さらに、前述した様に、デフレクタアーム11が回動する間、基準面とサブアーム13とがなす角度は、基準面とデフレクタアーム11とがなす角度よりも常に小さい。したがって、デフレクタアーム11が展開位置と格納位置との間で回動する間にシュー15が開口部1aの前後方向に移動する距離を、背景技術の様にシュー15がデフレクタアーム11上を摺動する場合と比べて長くとることができる。したがって、シュー15の移動する速度が一定である場合には、開口部1aの前後方向へのシュー15の移動に対するデフレクタアーム11の回動量が相対的に小さくなる。つまり、デフレクタアーム11の回動速度が減少するので、デフレクタ10の急激な回動が緩和され、デフレクタ10のスムーズな回動を実現できる。

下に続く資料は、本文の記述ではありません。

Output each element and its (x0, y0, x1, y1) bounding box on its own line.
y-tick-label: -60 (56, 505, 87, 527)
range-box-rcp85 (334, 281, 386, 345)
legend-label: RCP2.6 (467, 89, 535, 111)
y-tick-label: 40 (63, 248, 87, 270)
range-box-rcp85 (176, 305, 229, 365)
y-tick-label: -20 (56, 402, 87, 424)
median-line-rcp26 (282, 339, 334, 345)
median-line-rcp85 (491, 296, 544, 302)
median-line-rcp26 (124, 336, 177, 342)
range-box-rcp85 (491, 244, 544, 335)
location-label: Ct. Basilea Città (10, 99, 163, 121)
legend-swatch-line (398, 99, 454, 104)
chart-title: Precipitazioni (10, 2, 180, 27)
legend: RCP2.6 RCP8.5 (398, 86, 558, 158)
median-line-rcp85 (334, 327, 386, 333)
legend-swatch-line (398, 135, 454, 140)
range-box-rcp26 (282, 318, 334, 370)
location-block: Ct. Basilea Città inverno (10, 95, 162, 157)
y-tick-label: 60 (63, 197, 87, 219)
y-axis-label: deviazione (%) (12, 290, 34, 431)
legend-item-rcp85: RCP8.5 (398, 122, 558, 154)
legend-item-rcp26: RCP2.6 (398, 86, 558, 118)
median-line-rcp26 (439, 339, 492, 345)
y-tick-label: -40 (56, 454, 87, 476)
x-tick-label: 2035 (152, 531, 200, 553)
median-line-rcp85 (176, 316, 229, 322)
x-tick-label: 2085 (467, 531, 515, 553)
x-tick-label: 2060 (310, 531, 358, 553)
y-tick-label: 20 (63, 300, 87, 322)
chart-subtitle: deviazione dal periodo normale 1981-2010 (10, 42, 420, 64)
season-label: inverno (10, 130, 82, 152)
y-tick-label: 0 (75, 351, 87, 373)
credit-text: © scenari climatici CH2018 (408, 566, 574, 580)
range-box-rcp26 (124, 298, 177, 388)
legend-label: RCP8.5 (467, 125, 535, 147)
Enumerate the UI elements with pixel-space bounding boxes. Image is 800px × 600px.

さらに、ルーフ1に対するデフレクタ10の上方への突出量(展開高さ)をより大きくする必要がある場合にも、本発明の如くサブアーム13を追加することによって、デフレクタ10の展開高さの拡大にともなうデフレクタアーム11の回動速度の増加を抑制できる。

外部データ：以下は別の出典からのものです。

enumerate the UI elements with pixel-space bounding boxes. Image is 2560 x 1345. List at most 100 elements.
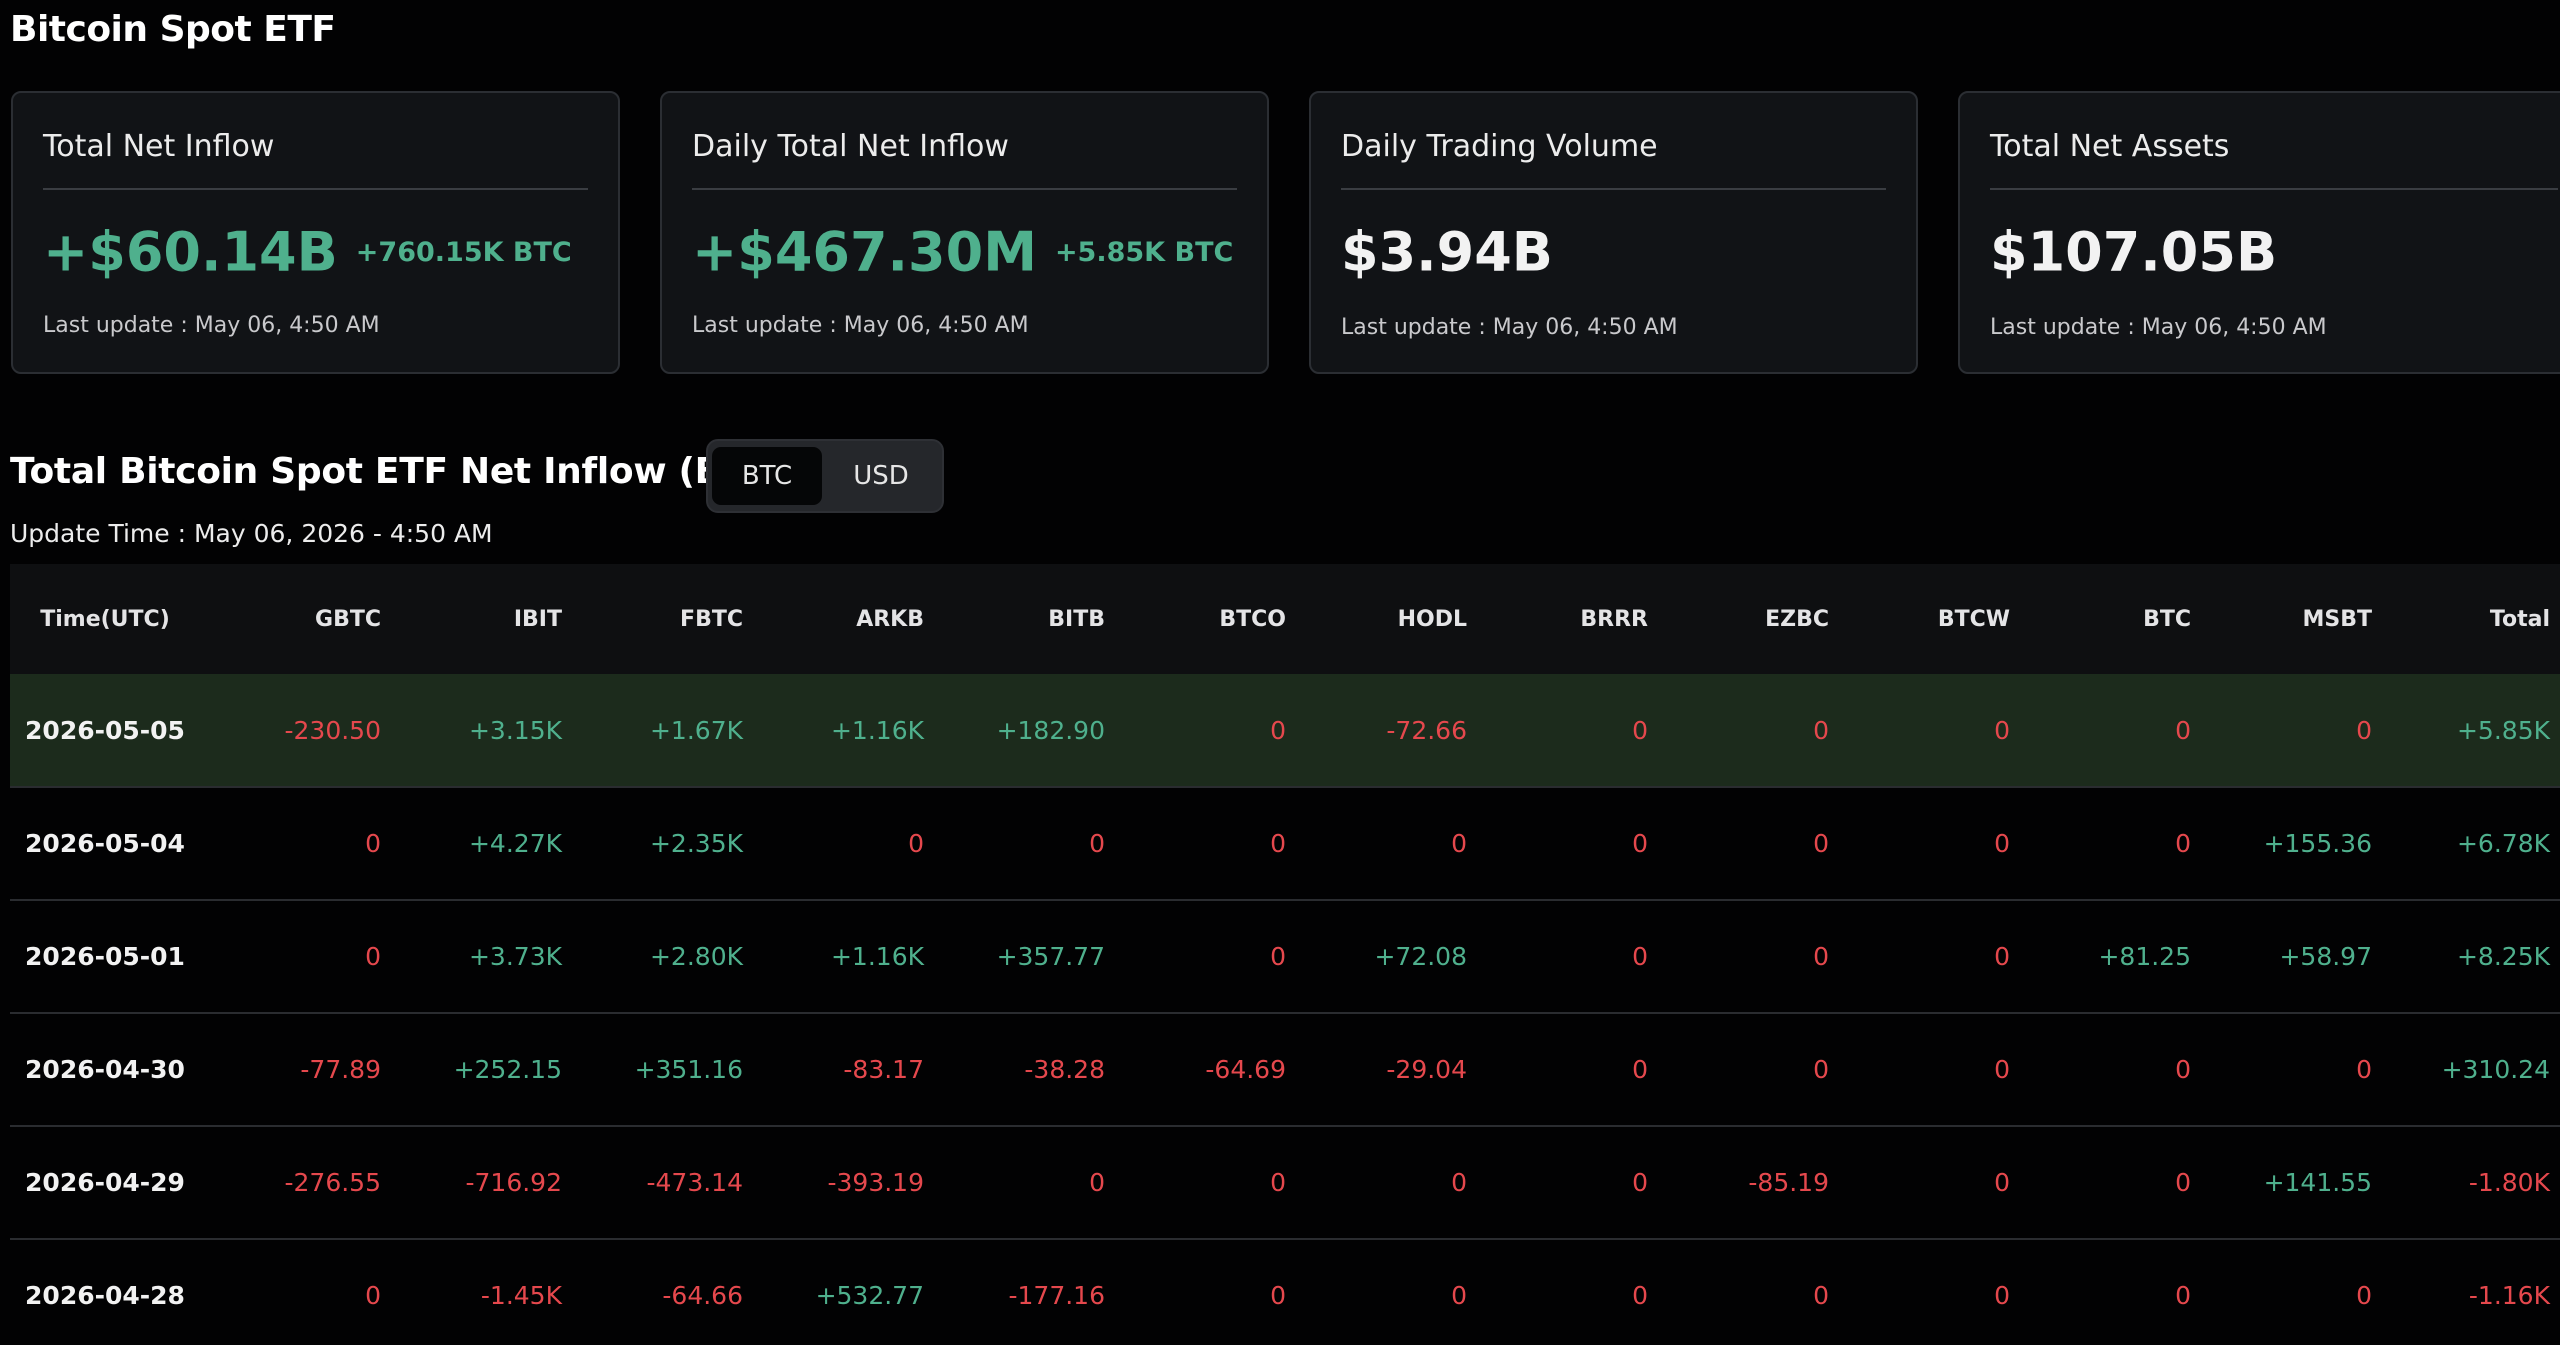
cell-arkb: -83.17: [843, 1055, 924, 1084]
cell-ibit: -716.92: [465, 1168, 563, 1197]
card-value-row: +$467.30M +5.85K BTC: [692, 217, 1233, 288]
card-divider: [43, 188, 588, 190]
card-value: $107.05B: [1990, 220, 2278, 284]
row-date: 2026-05-04: [25, 829, 185, 858]
cell-hodl: 0: [1451, 829, 1467, 858]
column-header-time-utc: Time(UTC): [40, 606, 170, 632]
column-header-total: Total: [2489, 606, 2550, 632]
card-title: Daily Total Net Inflow: [692, 129, 1009, 164]
card-divider: [692, 188, 1237, 190]
cell-ezbc: 0: [1813, 1281, 1829, 1310]
table-body: 2026-05-05 -230.50 +3.15K +1.67K +1.16K +182.…: [10, 674, 2560, 1345]
card-last-update: Last update : May 06, 4:50 AM: [1990, 315, 2327, 340]
cell-total: +310.24: [2441, 1055, 2550, 1084]
cell-btcw: 0: [1994, 1055, 2010, 1084]
table-row: 2026-04-30 -77.89 +252.15 +351.16 -83.17 -38.…: [10, 1013, 2560, 1126]
cell-arkb: -393.19: [827, 1168, 925, 1197]
column-header-fbtc: FBTC: [680, 606, 743, 632]
cell-btcw: 0: [1994, 715, 2010, 745]
card-value-row: $3.94B: [1341, 217, 1553, 288]
cell-msbt: 0: [2356, 1055, 2372, 1084]
cell-gbtc: -77.89: [300, 1055, 381, 1084]
cell-bitb: -38.28: [1024, 1055, 1105, 1084]
card-value: $3.94B: [1341, 220, 1553, 284]
card-divider: [1341, 188, 1886, 190]
cell-total: -1.16K: [2468, 1281, 2550, 1310]
cell-bitb: +357.77: [996, 942, 1105, 971]
row-date: 2026-04-30: [25, 1055, 185, 1084]
column-header-gbtc: GBTC: [315, 606, 381, 632]
card-value-row: $107.05B: [1990, 217, 2277, 288]
card-value-row: +$60.14B +760.15K BTC: [43, 217, 572, 288]
cell-ezbc: -85.19: [1748, 1168, 1829, 1197]
cell-total: +6.78K: [2456, 829, 2550, 858]
cell-ibit: +3.15K: [468, 715, 562, 745]
cell-hodl: 0: [1451, 1168, 1467, 1197]
card-daily-trading-volume: Daily Trading Volume $3.94B Last update …: [1309, 91, 1918, 374]
card-last-update: Last update : May 06, 4:50 AM: [43, 313, 380, 338]
inflow-table: Time(UTC) GBTC IBIT FBTC ARKB BITB BTCO HODL BRR…: [10, 564, 2560, 1345]
cell-fbtc: -64.66: [662, 1281, 743, 1310]
cell-arkb: +1.16K: [830, 942, 924, 971]
cell-gbtc: -230.50: [284, 715, 382, 745]
cell-msbt: +155.36: [2263, 829, 2372, 858]
cell-ezbc: 0: [1813, 1055, 1829, 1084]
table-header-row: Time(UTC) GBTC IBIT FBTC ARKB BITB BTCO HODL BRR…: [10, 564, 2560, 674]
cell-bitb: +182.90: [996, 715, 1105, 745]
cell-brrr: 0: [1632, 715, 1648, 745]
cell-ezbc: 0: [1813, 942, 1829, 971]
cell-btc: 0: [2175, 715, 2191, 745]
cell-hodl: -72.66: [1386, 715, 1467, 745]
card-last-update: Last update : May 06, 4:50 AM: [692, 313, 1029, 338]
cell-brrr: 0: [1632, 1281, 1648, 1310]
row-date: 2026-04-28: [25, 1281, 185, 1310]
column-header-ibit: IBIT: [513, 606, 562, 632]
column-header-btc: BTC: [2143, 606, 2191, 632]
card-title: Daily Trading Volume: [1341, 129, 1658, 164]
cell-fbtc: -473.14: [646, 1168, 744, 1197]
card-total-net-inflow: Total Net Inflow +$60.14B +760.15K BTC La…: [11, 91, 620, 374]
cell-ibit: +4.27K: [468, 829, 562, 858]
inflow-table-container: Time(UTC) GBTC IBIT FBTC ARKB BITB BTCO HODL BRR…: [10, 564, 2560, 1345]
cell-btco: 0: [1270, 942, 1286, 971]
cell-msbt: 0: [2356, 715, 2372, 745]
column-header-brrr: BRRR: [1580, 606, 1648, 632]
card-divider: [1990, 188, 2558, 190]
cell-bitb: 0: [1089, 1168, 1105, 1197]
cell-brrr: 0: [1632, 1168, 1648, 1197]
cell-total: +5.85K: [2456, 715, 2550, 745]
cell-btcw: 0: [1994, 942, 2010, 971]
toggle-usd-button[interactable]: USD: [826, 447, 936, 505]
card-last-update: Last update : May 06, 4:50 AM: [1341, 315, 1678, 340]
cell-bitb: 0: [1089, 829, 1105, 858]
column-header-hodl: HODL: [1397, 606, 1467, 632]
toggle-btc-button[interactable]: BTC: [712, 447, 822, 505]
cell-ibit: +3.73K: [468, 942, 562, 971]
column-header-arkb: ARKB: [856, 606, 924, 632]
cell-btcw: 0: [1994, 1168, 2010, 1197]
cell-hodl: 0: [1451, 1281, 1467, 1310]
cell-btcw: 0: [1994, 829, 2010, 858]
cell-hodl: -29.04: [1386, 1055, 1467, 1084]
cell-brrr: 0: [1632, 1055, 1648, 1084]
card-sub-value: +760.15K BTC: [355, 236, 572, 268]
update-time: Update Time : May 06, 2026 - 4:50 AM: [10, 519, 493, 548]
cell-btc: +81.25: [2098, 942, 2191, 971]
cell-brrr: 0: [1632, 829, 1648, 858]
cell-arkb: +1.16K: [830, 715, 924, 745]
cell-btc: 0: [2175, 1055, 2191, 1084]
card-title: Total Net Inflow: [43, 129, 275, 164]
column-header-btcw: BTCW: [1937, 606, 2010, 632]
card-total-net-assets: Total Net Assets $107.05B Last update : …: [1958, 91, 2560, 374]
column-header-msbt: MSBT: [2302, 606, 2372, 632]
cell-gbtc: 0: [365, 942, 381, 971]
card-title: Total Net Assets: [1990, 129, 2230, 164]
unit-toggle: BTC USD: [706, 439, 944, 513]
cell-arkb: +532.77: [815, 1281, 924, 1310]
cell-gbtc: -276.55: [284, 1168, 382, 1197]
cell-btco: -64.69: [1205, 1055, 1286, 1084]
table-row: 2026-05-01 0 +3.73K +2.80K +1.16K +357.77 0 +72…: [10, 900, 2560, 1013]
cell-hodl: +72.08: [1374, 942, 1467, 971]
summary-cards: Total Net Inflow +$60.14B +760.15K BTC La…: [11, 91, 2560, 376]
cell-btco: 0: [1270, 1168, 1286, 1197]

本発明のデフレクタの構造を概略的に描いた側面図である。 公知のデフレクタの構造を概略的に描いた側面図である。
符号の説明
1 ルーフ
1a 開口部
2a 支持ブラケット(第1支持部)
2b サブアームホルダ(第2支持部)
10 デフレクタ
11 デフレクタアーム
12 デフレクタパネル
13 サブアーム
15 シュー

Claims (1)

  1. 車両のルーフの開口部に設けられる第1支持部に回動可能に支持されるデフレクタアームと、
    前記デフレクタアームに設けられるデフレクタパネルと、
    前記開口部の開閉にともなって該開口部の前後方向に移動するシューと
    を備える車両用サンルーフ装置のデフレクタにおいて、
    前記デフレクタパネルは前記デフレクタアームに支持されると共に、前記第1支持部を中心とした円弧軌跡上で回動し、
    前記デフレクタアームに回動可能に連結されると共に、前記開口部の前後方向に関して前記第1支持部から後方において該開口部に設けられる第2支持部に相対移動可能に支持されるサブアームをさらに備え、
    前記シューが前記サブアーム上を摺動することで前記デフレクタアームが回動することを特徴とする車両用サンルーフ装置のデフレクタ。